Columbia Public Schools to build first-of-its-kind nature school
COLUMBIA - Soon, every fifth grader in Boone County will have the opportunity to learn math, history, language arts and science in a classroom designed around nature.
Columbia Public Schools is in the process of designing and building a nature school on land adjacent to the Three Creeks Conservation Area.
"What we're going to be teaching here is called place-based education," Mike Szydlowski, Columbia Public Schools Science Coordinator, said. "We're going to teach the exact same standards that would be in any school. However we're going to teach it from a local to global lens."
He said this means class content will focus first on Columbia and Boone County. The curriculum will begin looking at a local topic, such as the local ecosystem, and then expand to national and global aspects, like ecosystems on other continents.
The school will consist of four classrooms and lab space. It will be located on 207 acres of land maintained by the Missouri Department of Conservation.
Former Columbia Daily Tribune publisher, Hank Waters, and his wife, associate publisher Vicki Russell, donated the land to the department for the sole purpose of being used for the school.
Szydlowski said the district will rent the land for $1/year for 40 years.
This is the district's second attempt at a nature school. The first school was supposed to open in 2014, but efforts stalled because of funding, Szydlowski said.
"Looking back, we are so happy the first school failed," he said. "This nature school’s going to be so much better, thanks to what we've learned over the past five years."
The first school was designed for 100 fifth graders to attend full-time. This school will be used by all fifth graders in the district. Szydlowski said all other schools in Boone County, both public and private, are also invited to use the space for their students.
CPS students will spend a total of seven school days at the school during their fifth grade year. They will spend four days there in the first semester, learning normal course content with a nature focus.

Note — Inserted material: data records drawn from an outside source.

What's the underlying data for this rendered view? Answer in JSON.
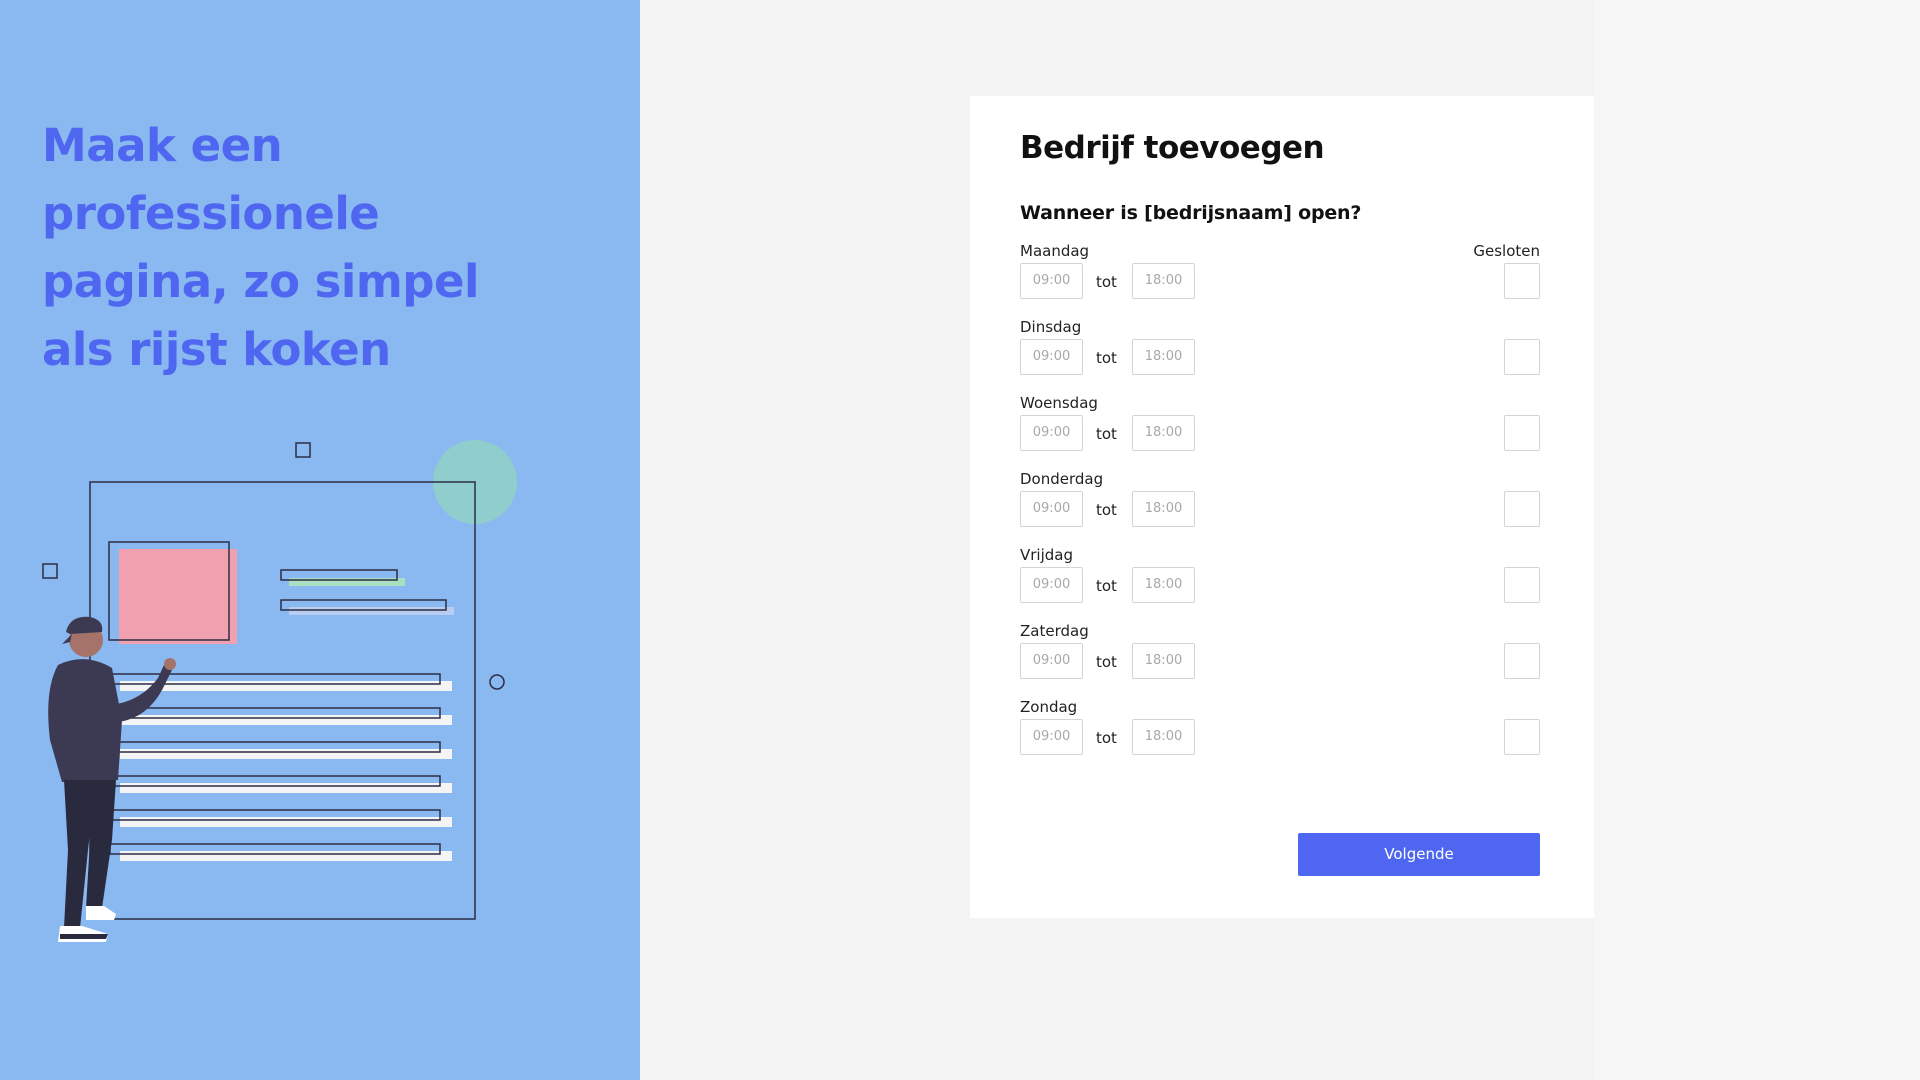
{
  "hero": {
    "headline": "Maak een professionele pagina, zo simpel als rijst koken"
  },
  "form": {
    "title": "Bedrijf toevoegen",
    "question": "Wanneer is [bedrijsnaam] open?",
    "closed_header": "Gesloten",
    "separator": "tot",
    "days": [
      {
        "label": "Maandag",
        "from_placeholder": "09:00",
        "to_placeholder": "18:00"
      },
      {
        "label": "Dinsdag",
        "from_placeholder": "09:00",
        "to_placeholder": "18:00"
      },
      {
        "label": "Woensdag",
        "from_placeholder": "09:00",
        "to_placeholder": "18:00"
      },
      {
        "label": "Donderdag",
        "from_placeholder": "09:00",
        "to_placeholder": "18:00"
      },
      {
        "label": "Vrijdag",
        "from_placeholder": "09:00",
        "to_placeholder": "18:00"
      },
      {
        "label": "Zaterdag",
        "from_placeholder": "09:00",
        "to_placeholder": "18:00"
      },
      {
        "label": "Zondag",
        "from_placeholder": "09:00",
        "to_placeholder": "18:00"
      }
    ],
    "next_label": "Volgende"
  },
  "colors": {
    "left_panel_bg": "#8ab8f0",
    "accent": "#4f66f0",
    "card_bg": "#ffffff",
    "page_bg": "#f4f4f4"
  }
}
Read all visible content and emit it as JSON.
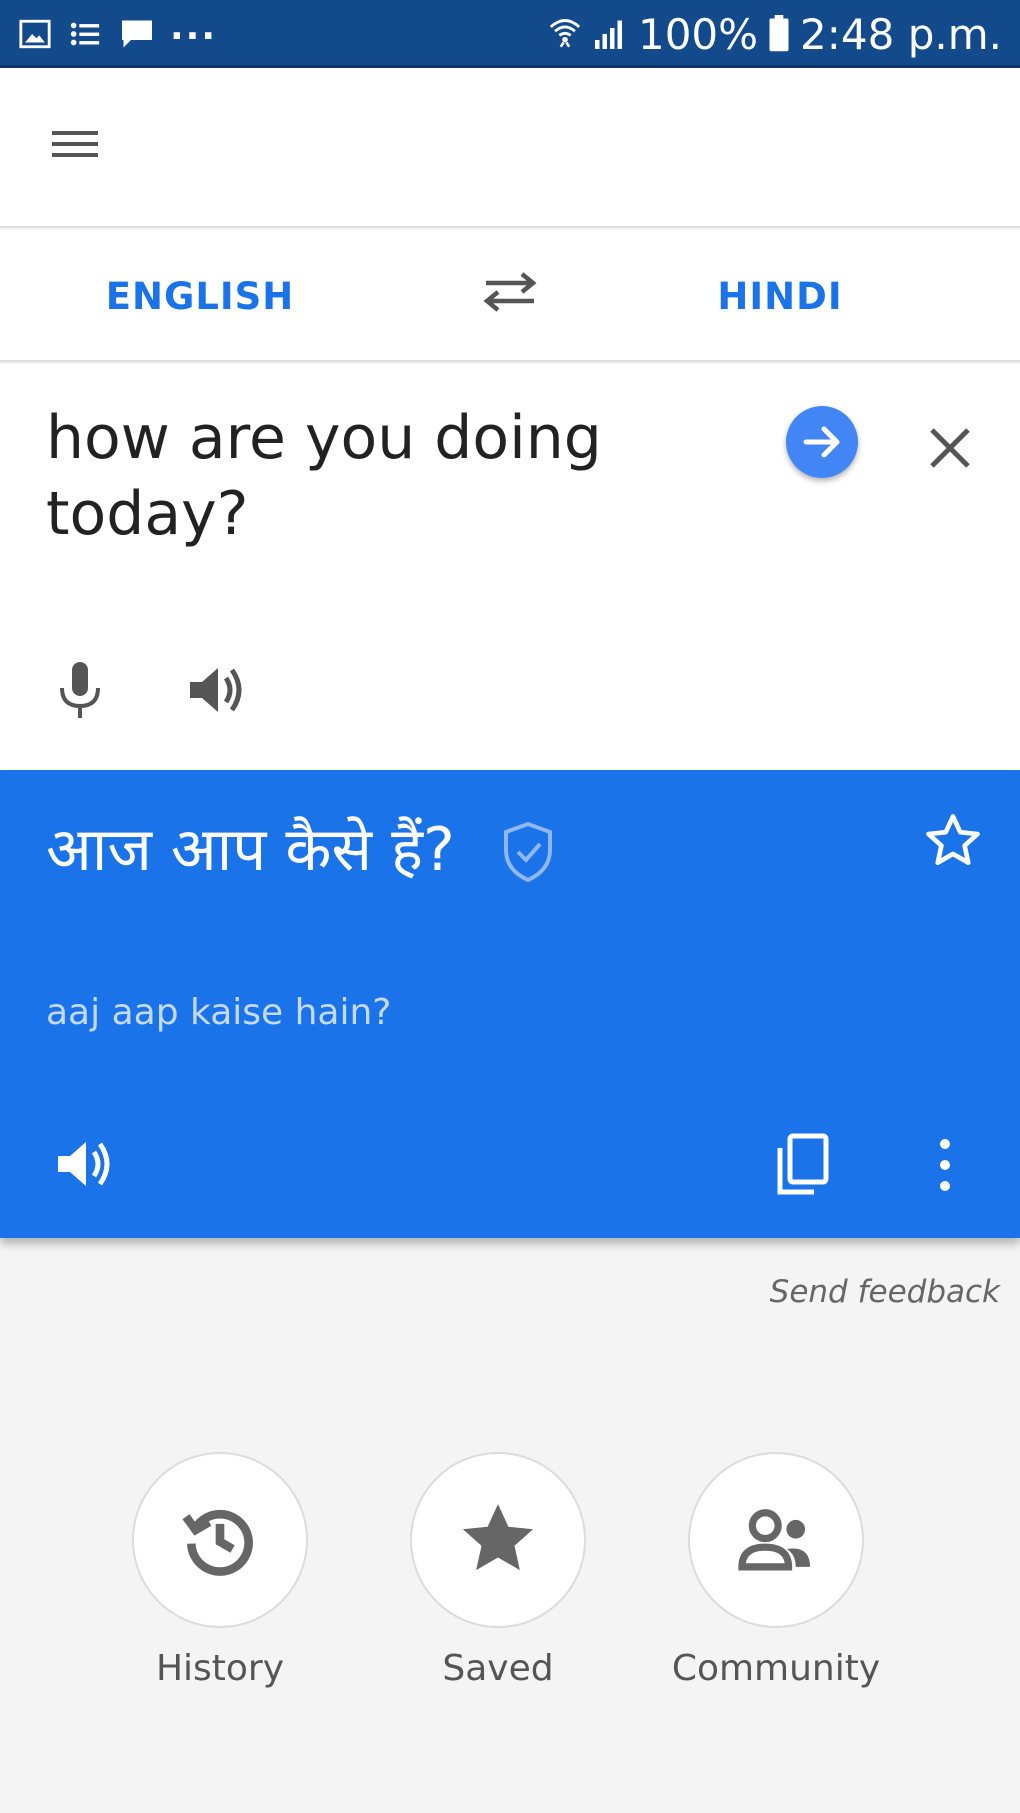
{
  "status_bar": {
    "battery": "100%",
    "time": "2:48 p.m.",
    "more_indicator": "..."
  },
  "language_bar": {
    "source": "ENGLISH",
    "target": "HINDI"
  },
  "input": {
    "text": "how are you doing today?"
  },
  "result": {
    "translation": "आज आप कैसे हैं?",
    "transliteration": "aaj aap kaise hain?"
  },
  "footer": {
    "feedback": "Send feedback"
  },
  "shortcuts": [
    {
      "label": "History",
      "icon": "history-icon"
    },
    {
      "label": "Saved",
      "icon": "star-icon"
    },
    {
      "label": "Community",
      "icon": "community-icon"
    }
  ],
  "colors": {
    "status_bar": "#134a8c",
    "accent": "#1a73e8",
    "go_button": "#4285f4",
    "background": "#f4f4f4"
  }
}
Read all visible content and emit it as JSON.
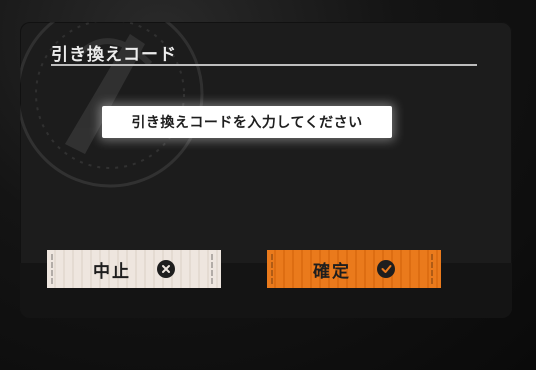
{
  "dialog": {
    "title": "引き換えコード",
    "input_placeholder": "引き換えコードを入力してください"
  },
  "buttons": {
    "cancel_label": "中止",
    "cancel_icon": "close-circle-icon",
    "confirm_label": "確定",
    "confirm_icon": "check-circle-icon"
  },
  "colors": {
    "confirm_accent": "#ea7a1c",
    "cancel_bg": "#eee6df",
    "dialog_bg": "#1c1c1c"
  }
}
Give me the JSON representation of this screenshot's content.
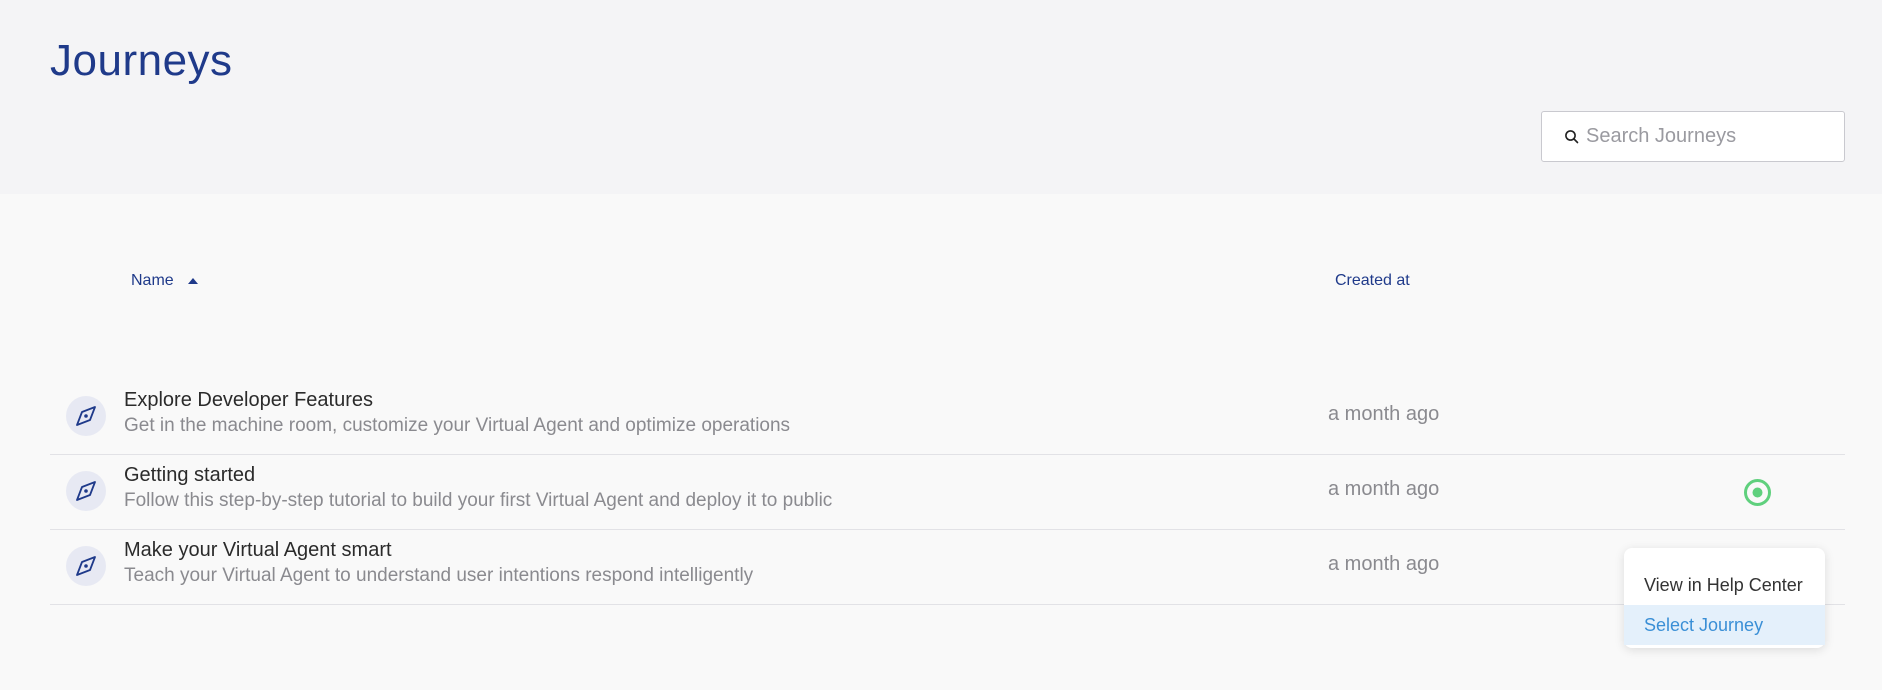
{
  "header": {
    "title": "Journeys",
    "search_placeholder": "Search Journeys"
  },
  "table": {
    "columns": {
      "name": "Name",
      "created_at": "Created at"
    },
    "sort": {
      "column": "Name",
      "direction": "ascending"
    },
    "rows": [
      {
        "title": "Explore Developer Features",
        "description": "Get in the machine room, customize your Virtual Agent and optimize operations",
        "created": "a month ago",
        "icon": "compass-icon",
        "active": false
      },
      {
        "title": "Getting started",
        "description": "Follow this step-by-step tutorial to build your first Virtual Agent and deploy it to public",
        "created": "a month ago",
        "icon": "compass-icon",
        "active": true
      },
      {
        "title": "Make your Virtual Agent smart",
        "description": "Teach your Virtual Agent to understand user intentions respond intelligently",
        "created": "a month ago",
        "icon": "compass-icon",
        "active": false
      }
    ]
  },
  "context_menu": {
    "items": [
      {
        "label": "View in Help Center",
        "highlighted": false
      },
      {
        "label": "Select Journey",
        "highlighted": true
      }
    ]
  },
  "colors": {
    "title": "#1f3a8a",
    "active_status": "#5fd07d",
    "menu_highlight_bg": "#e4f0fb",
    "menu_highlight_text": "#3a8fd6"
  }
}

They will come back to the nature school for three days during the second semester.
During this time, students will be able to participate in activities like archery, hiking and canoeing. They will have an opportunity to present their project to parents and the community during those three days, as well.
Szydlowski said the project will cost between $4 million and $4.5 million. He said the Department of Conservation provided $1 million for infrastructure like roads and the district provided $2 million.
Szydlowski said the rest of the money will come from private donors in the community.
Roger Still is in charge of fundraising for the project.
He said an exact cost estimate will be done by March 31, 2020, and fundraising efforts will begin then.
Still said this school will be a wholly unique opportunity for students.
"It will be unique in the state, and it has the potential to be a national model," he said.
Szydlowski said the district has not been able to find any similar building or program anywhere in the nation.
"What we hope the kids get out of this is it’s not just learning about trees," he said. "It's learning about their whole place, and what they will leave with is, hopefully, a civic duty to want to make their place better. You're learning about what you can do as one person to make it a better place."
Szydlowski and Still will both be at a public meeting about plans for the school Friday afternoon from 3 p.m. to 5 p.m. at the Aslin Administration Building.
The district is giving members of the community the opportunity to provide ideas and suggestions for what should be in and around the school.
The building will not open until the 2021-22 school year, but Szydlowski said some classes will have field trips to the land starting this spring.